The ongoing helium crisis could potentially affect Malta’s hospitals as early as next year.
The gas is used to cool magnets in MRI scanners and to treat respiratory ailments such as asthma and emphysema.
But global stocks are running low and suppliers in Malta are grappling to get their hands on any helium available.
When asked what the government is doing to plan ahead, Health Minister Chris Fearne said: “We know there is a shortage, not only locally but also abroad. We have no problem with our supply in Mater Dei, we have enough.
“As in all cases of shortages when it comes to medicine we will look at other sources so that we can continue providing the services needed.”
It is unknown exactly how much helium is left in the world but it is estimated to last between 10 and 30 years – with the entire supply coming from just 14 sites. So far, it has always been found by accident when miners have drilled for gas in places like the United States, Algeria, Qatar and Russia.

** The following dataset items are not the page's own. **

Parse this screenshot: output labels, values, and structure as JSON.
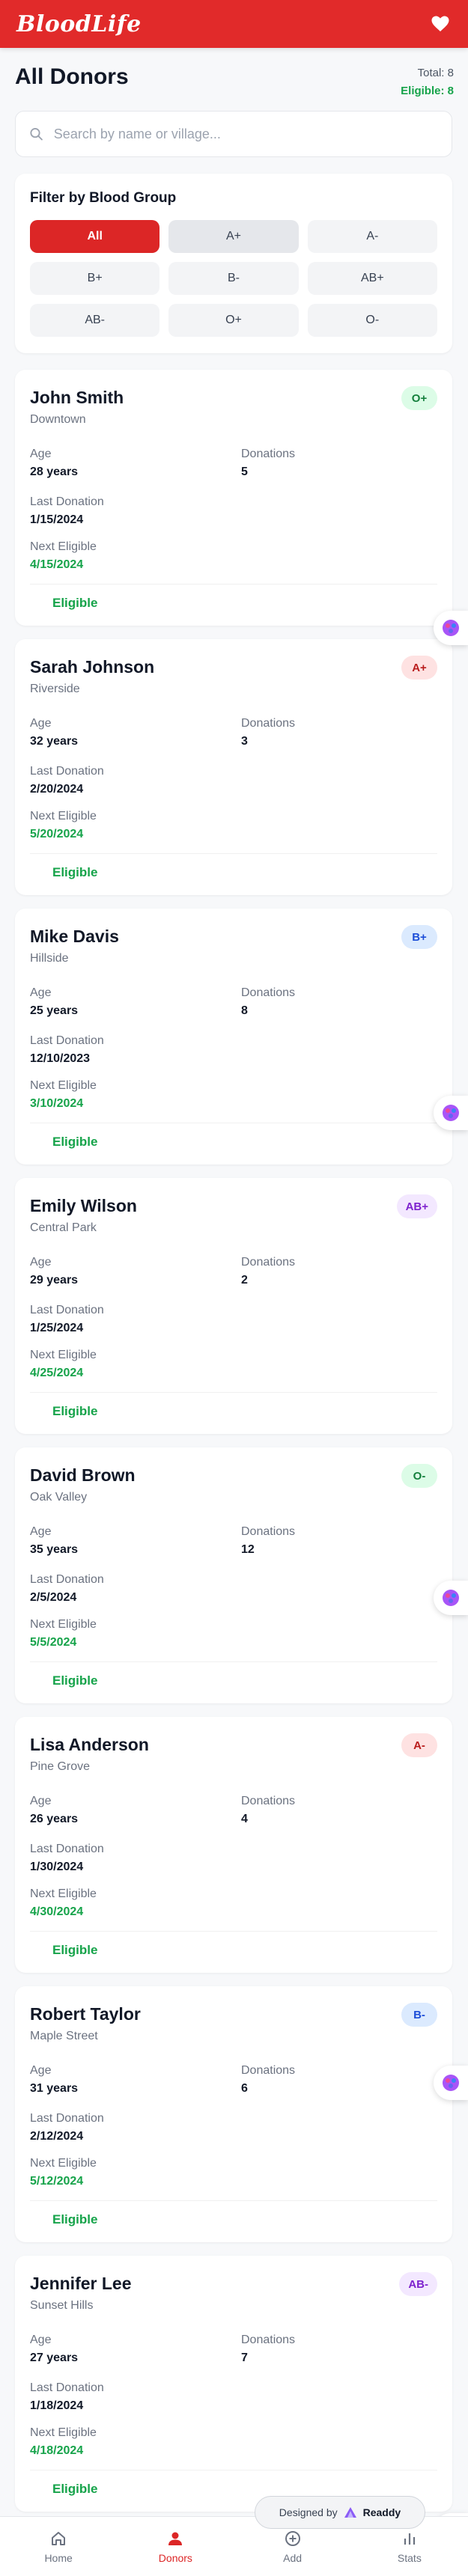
{
  "header": {
    "logo": "BloodLife",
    "heart_icon": "heart-icon"
  },
  "page": {
    "title": "All Donors",
    "total": "Total: 8",
    "eligible": "Eligible: 8"
  },
  "search": {
    "placeholder": "Search by name or village...",
    "value": ""
  },
  "filter": {
    "title": "Filter by Blood Group",
    "options": [
      "All",
      "A+",
      "A-",
      "B+",
      "B-",
      "AB+",
      "AB-",
      "O+",
      "O-"
    ],
    "selected": "All"
  },
  "labels": {
    "age": "Age",
    "donations": "Donations",
    "last_donation": "Last Donation",
    "next_eligible": "Next Eligible"
  },
  "donors": [
    {
      "name": "John Smith",
      "location": "Downtown",
      "blood": "O+",
      "age": "28 years",
      "donations": "5",
      "last": "1/15/2024",
      "next": "4/15/2024",
      "status": "Eligible"
    },
    {
      "name": "Sarah Johnson",
      "location": "Riverside",
      "blood": "A+",
      "age": "32 years",
      "donations": "3",
      "last": "2/20/2024",
      "next": "5/20/2024",
      "status": "Eligible"
    },
    {
      "name": "Mike Davis",
      "location": "Hillside",
      "blood": "B+",
      "age": "25 years",
      "donations": "8",
      "last": "12/10/2023",
      "next": "3/10/2024",
      "status": "Eligible"
    },
    {
      "name": "Emily Wilson",
      "location": "Central Park",
      "blood": "AB+",
      "age": "29 years",
      "donations": "2",
      "last": "1/25/2024",
      "next": "4/25/2024",
      "status": "Eligible"
    },
    {
      "name": "David Brown",
      "location": "Oak Valley",
      "blood": "O-",
      "age": "35 years",
      "donations": "12",
      "last": "2/5/2024",
      "next": "5/5/2024",
      "status": "Eligible"
    },
    {
      "name": "Lisa Anderson",
      "location": "Pine Grove",
      "blood": "A-",
      "age": "26 years",
      "donations": "4",
      "last": "1/30/2024",
      "next": "4/30/2024",
      "status": "Eligible"
    },
    {
      "name": "Robert Taylor",
      "location": "Maple Street",
      "blood": "B-",
      "age": "31 years",
      "donations": "6",
      "last": "2/12/2024",
      "next": "5/12/2024",
      "status": "Eligible"
    },
    {
      "name": "Jennifer Lee",
      "location": "Sunset Hills",
      "blood": "AB-",
      "age": "27 years",
      "donations": "7",
      "last": "1/18/2024",
      "next": "4/18/2024",
      "status": "Eligible"
    }
  ],
  "badge_colors": {
    "O": {
      "bg": "#dcfce7",
      "fg": "#15803d"
    },
    "A": {
      "bg": "#fee2e2",
      "fg": "#b91c1c"
    },
    "B": {
      "bg": "#dbeafe",
      "fg": "#1d4ed8"
    },
    "AB": {
      "bg": "#f3e8ff",
      "fg": "#7e22ce"
    }
  },
  "readdy": {
    "prefix": "Designed by",
    "brand": "Readdy"
  },
  "nav": [
    {
      "label": "Home",
      "icon": "home-icon",
      "active": false
    },
    {
      "label": "Donors",
      "icon": "user-icon",
      "active": true
    },
    {
      "label": "Add",
      "icon": "add-circle-icon",
      "active": false
    },
    {
      "label": "Stats",
      "icon": "bar-chart-icon",
      "active": false
    }
  ],
  "colors": {
    "brand": "#e12a2a",
    "eligible": "#16a34a"
  }
}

And while a new discovery has been made in Tanzania, it is yet unknown if it will be enough to resolve the global crisis. About a third of all helium is used in medical instruments, with industrial applications using up most of the rest.
The CEO of St James’ Hospital, Jean Claude Muscat, told Times of Malta: “According to our suppliers we should not expect to face any issues for our requirements and we have a six-month supply.”
Steward Healthcare – which runs Karin Grech and Gozo General hospitals – refused to comment on how much helium was left at its facilities.
Last week, Times of Malta reported on several businesses which are already suffering because of the shortage. One company – Gozo Technical Diving, in Xewkija – fears it may have to close its doors, having lost €20,000 already this year from cancelled bookings.
Importers Multigas say they are currently out of stock since supplies ran out three months ago.
“Due to the global shortages on helium, Multigas has been working closely with helium suppliers to secure supplies in the shortest possible timeframe,” the company’s spokesman said.
“Following a number of attempts, the company has recently succeeded in locating product for the local market and is now expecting shipment confirmation.”
Multigas said it will continue making its best effort to secure additional helium supplies to satisfy its customers’ requirements.
Other industries – such as car manufacturers – use helium to detect leaks in car air-conditioning systems as well as inflate airbags as it can diffuse more quickly than most unreactive gases. It is even used at supermarket checkouts when scanning barcodes by way of using helium-neon gas lasers.